85 Dans le cadre de mon mémoire (Mayer, 2012), j’ai rendu compte des différentes formes d’organisation en non-

mixité privilégiées par les féministes, en évaluant les critères qui peuvent distinguer un espace non-mixte politique entre féministes d’un espace qui serait plutôt un espace de vie entre femmes.

sexuelles (ce qui n’exclut pas que ces dernières soient engagées dans la lutte féministe par le fait même) (Chamberland, 1989).

Les solidarités « Woman-Identified-Woman » valorisées par les féministes radicales pour contrer l’atomisation de chacune dans le système patriarcal rendent possible la rupture avec les hommes sur les plans politiques, mais également de l’intime. Dans ces circonstances, le lesbianisme se pose en cohérence sur le plan politique, comme le veut l’adage attribué à Ti-Grace Atkinson « Feminism is the theory; lesbianism is the practice ». Elle soutient par ailleurs cette idée :

Pour s’accrocher à l’ennemi, il faut être prêt à y mettre le prix : sa propre vie. Entrer en relation avec un homme aussi dépouillé soit-il (complètement et publiquement) du rôle masculin, serait encore un risque. Mais s’unir avec un homme qui a fait moins encore, c’est du suicide. Les femmes agissent encore sur une base individuelle plutôt que politique. Prouver sa conscience de classe c’est se couper des hommes, de ces unités de deux personnes face à face (par exemple le mariage et la maternité). Aucune amélioration significative de la situation des femmes ne sera possible sans cette décision. (Atkinson, 1975 : 106)

Les lesbiennes se posent comme une menace réelle à la domination des hommes, car elles constituent une solution de rechange à la vie avec les hommes, à l’hétérosexualité et au patriarcat.

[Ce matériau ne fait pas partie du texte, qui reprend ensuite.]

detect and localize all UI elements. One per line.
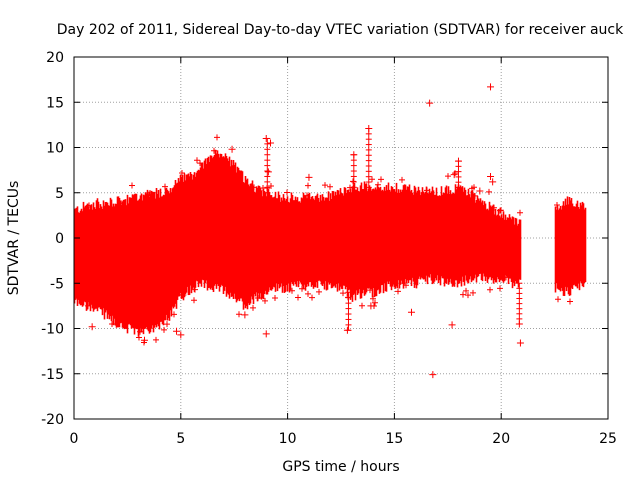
tick-labels: 0 5 10 15 20 25 -20 -15 -10 -5 0 5 10 15 20	[41, 50, 617, 447]
data-point	[136, 334, 142, 341]
outlier-point	[264, 168, 272, 176]
outlier-point	[429, 371, 437, 379]
y-axis-label: SDTVAR / TECUs	[6, 181, 22, 296]
outlier-point	[88, 323, 96, 331]
y-tick-label: 15	[46, 95, 64, 111]
outlier-point	[179, 291, 187, 299]
outlier-point	[426, 99, 434, 107]
data-point	[498, 207, 504, 214]
data-point	[295, 294, 301, 301]
data-point	[289, 287, 295, 294]
outlier-point	[407, 308, 415, 316]
outlier-point	[262, 330, 270, 338]
data-point	[153, 336, 159, 343]
data-point	[370, 295, 376, 302]
data-point	[179, 170, 185, 177]
y-tick-label: 10	[46, 141, 64, 157]
data-point	[554, 202, 560, 209]
outlier-point	[305, 173, 313, 181]
data-point	[309, 294, 315, 301]
data-point	[395, 288, 401, 295]
chart-title: Day 202 of 2011, Sidereal Day-to-day VTE…	[57, 22, 624, 38]
data-point	[262, 297, 268, 304]
y-tick-label: -10	[41, 322, 64, 338]
outlier-point	[228, 145, 236, 153]
data-point	[497, 285, 503, 292]
outlier-point	[476, 187, 484, 195]
data-point	[161, 326, 167, 333]
data-point	[350, 178, 356, 185]
x-tick-label: 15	[385, 431, 403, 447]
data-point	[191, 297, 197, 304]
data-point	[471, 184, 477, 191]
data-point	[463, 287, 469, 294]
data-point	[369, 176, 375, 183]
data-series	[73, 83, 587, 379]
data-point	[316, 288, 322, 295]
data-point	[129, 182, 135, 189]
data-point	[470, 289, 476, 296]
outlier-point	[173, 327, 181, 335]
x-tick-label: 20	[492, 431, 510, 447]
data-point	[214, 134, 220, 141]
y-tick-label: -15	[41, 367, 64, 383]
y-tick-label: 5	[55, 186, 64, 202]
data-point	[194, 157, 200, 164]
data-point	[162, 183, 168, 190]
outlier-point	[516, 339, 524, 347]
outlier-point	[487, 172, 495, 180]
data-point	[164, 321, 170, 328]
data-point	[375, 181, 381, 188]
data-point	[465, 292, 471, 299]
data-point	[517, 209, 523, 216]
data-point	[555, 296, 561, 303]
data-point	[372, 299, 378, 306]
data-point	[322, 182, 328, 189]
data-point	[236, 311, 242, 318]
outlier-point	[367, 302, 375, 310]
data-point	[359, 302, 365, 309]
data-point	[272, 295, 278, 302]
outlier-point	[448, 321, 456, 329]
data-point	[327, 183, 333, 190]
data-point	[486, 188, 492, 195]
y-tick-label: 0	[55, 231, 64, 247]
x-tick-label: 5	[176, 431, 185, 447]
data-point	[403, 282, 409, 289]
data-point	[305, 182, 311, 189]
data-point	[284, 189, 290, 196]
data-point	[567, 298, 573, 305]
data-point	[491, 204, 497, 211]
x-tick-label: 10	[279, 431, 297, 447]
outlier-point	[140, 336, 148, 344]
outlier-point	[267, 139, 275, 147]
y-tick-label: 20	[46, 50, 64, 66]
data-point	[445, 173, 451, 180]
outlier-point	[241, 311, 249, 319]
outlier-point	[489, 178, 497, 186]
data-point	[268, 182, 274, 189]
data-point	[192, 286, 198, 293]
data-point	[378, 176, 384, 183]
data-point	[250, 304, 256, 311]
y-tick-label: -5	[50, 276, 64, 292]
data-point	[305, 290, 311, 297]
outlier-point	[450, 171, 458, 179]
x-tick-label: 0	[70, 431, 79, 447]
x-axis-label: GPS time / hours	[282, 459, 399, 475]
axis-ticks	[73, 56, 609, 420]
data-point	[399, 176, 405, 183]
outlier-point	[177, 331, 185, 339]
data-point	[171, 311, 177, 318]
y-tick-label: -20	[41, 412, 64, 428]
data-point	[340, 290, 346, 297]
outlier-point	[487, 83, 495, 91]
data-point	[487, 286, 493, 293]
x-tick-label: 25	[599, 431, 617, 447]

Les féministes radicales se concentrent sur les enjeux de sexualité tandis que les féministes radicales matérialistes mettent l’accent sur les conditions d’appropriation et d’exploitation de la sexualité, du corps et du travail des femmes. Au sein de cette tendance se confirment les volontés de radicalisation de la pensée lesbienne sur les assises radicales en émergence. Les féministes de cette première phase mettent à disposition tous les outils critiques pour remettre en question et penser en des termes politiques la sexualité hétéro, le mariage, la famille et la maternité. Or, les critiques formulées à l’encontre des dimensions violentes de la sexualité laissent une conception négative de la sexualité partagée avec les hommes qui marquera les périodes subséquentes des débats (qui culmine avec les « Sex wars »). Cette première phase se caractérise par la proposition d’Adrienne Rich (1981) dont des éléments marqueront l’ensemble du débat, jusqu’à ce jour. Ce qui est retenu est certainement l’idée de la « contrainte à l’hétérosexualité », elle n’est ni naturelle, ni un choix, elle est imposée. L’hétérosexualité est pensée à partir de ce moment comme une institution sociale et l’un des moyens envisagés pour défier le pouvoir des hommes est l’identification aux femmes, par « le continuum lesbien ». La visibilité grandissante des lesbiennes rend encore plus menaçantes ces féministes

radicales, car le lesbianisme se pose comme une solution de rechange à la domination des hommes. Ce filon sera investi dans la phase subséquente du débat.